Hintergrund und Fragestellung:

Der Transkriptionsfaktor Nrf2 und sein Inhibitor Keap1 spielen eine Schlüsselrolle bei der Regulation antioxidativer Mechanismen. Die Bedeutung von Mutationen in diesem Signalweg ist insbesondere bei verschiedenen malignen und degenerativen Erkrankungen bekannt.

Ein pathogenetischer Einfluss von oxidativem Stress auf die Genese hypertensiver Schwangerschaftserkrankungen (HES) wird seit längerer Zeit angenommen. In verschiedenen Studien ergaben sich zudem Hinweise auf eine Fehlregulation des Nrf2-Keap1-Pathways durch Veränderungen der Nrf2-Akkumulation in der Placenta und serologischer mit Nrf2 bzw. oxidativem Stress assoziierter Biomarker sowie durch den Nachweis einer intrauterinen Wachstumsrestriktion in Nrf2-defizienten Mäusen.
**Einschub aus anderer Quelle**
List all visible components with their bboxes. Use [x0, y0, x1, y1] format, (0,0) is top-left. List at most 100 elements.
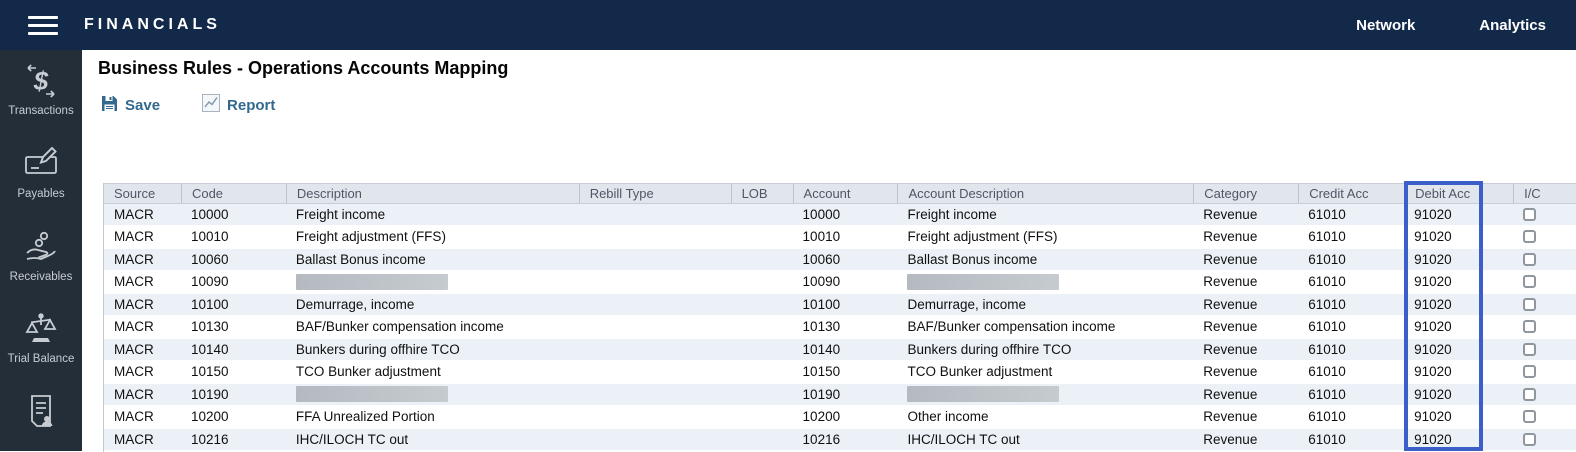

Unter der Hypothese, dass genetisch bedingte Funktionsstörungen im Nrf2-Keap1-Pathway für HES verantwortlich sein könnten, haben wir an einem hoch belasteten Kollektiv von Frauen mit HES untersucht, ob bei diesen pathogenen Keimbahnmutationen im NFE2L2- und KEAP1-Gen vorliegen.

Material und Methoden:

Für diese Studie wurden aus EDTA-Blut isolierte DNA-Proben 121 kaukasischer Frauen mit hoher angenommener genetischer Belastung für HES untersucht. Einschlusskriterien waren: Die Erkrankung an einem HELLP-Syndrom oder einer (Pfropf-) Präeklampsie und entweder I. eine positive Familienanamnese auf HES bei erstgradigen Verwandten, II. ein wiederholtes Auftreten der HES in Folgeschwangerschaften oder III. der Erkrankungsbeginn vor Vollendung der 34. Schwangerschaftswoche (early-onset).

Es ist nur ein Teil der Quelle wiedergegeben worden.